Aktuell hofft die Stadt auf das neue Bundesgesetz, das die Verteilung der Jugendlichen auf alle Länder und Kommunen neu regelt. Derzeit liegt die Last der Unterbringung auf den Jugendämtern Köln, Aachen, Bielefeld, Dortmund, Düsseldorf und Bochum und das obwohl es in NRW insgesamt 170 Jugendämter gibt.

Das neue Gesetzt tritt regulär am 1. Januar in Kraft, eventuell wird es auf den 1. November vorgezogen. Dann könnte Köln etwa 90 Prozent der jugendlichen Neuankömmlinge, nach vorheriger Prüfung der Verteilfähigkeit, zu anderen Kommunen weiterleiten. Die Verteilung soll binnen von vier Wochen nach der Ankunft erfolgen.
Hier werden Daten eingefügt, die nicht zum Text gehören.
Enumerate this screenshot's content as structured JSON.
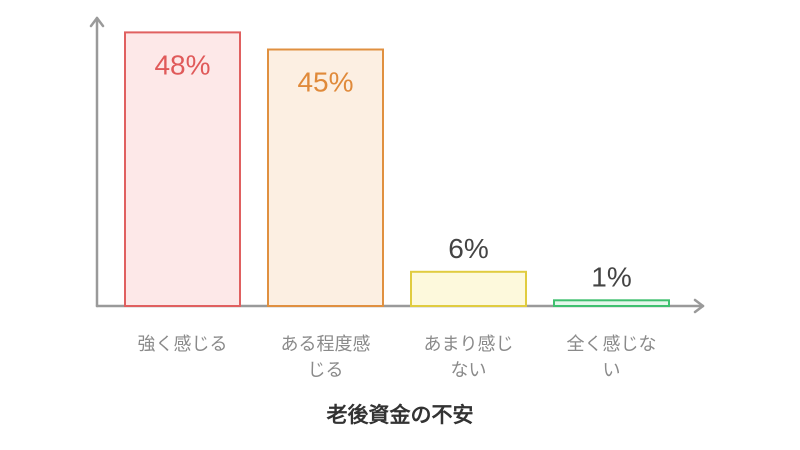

Derzeit nutzt Köln sowohl die eigenen Unterbringungsmöglichkeiten, als auch weitere im Umland in einem Umkreis von bis zu 70 Kilometern. Genutzt werden als Notlösung auch Hotels bzw. Hostels, Jungendhilfeeinrichtungen wie Jugendzentren oder leerstehende Gebäude wie eine Schule in Ehrenfeld. Außerdem soll es im Jugendhilfesystem Kölns einen weiteren Platzausbau geben.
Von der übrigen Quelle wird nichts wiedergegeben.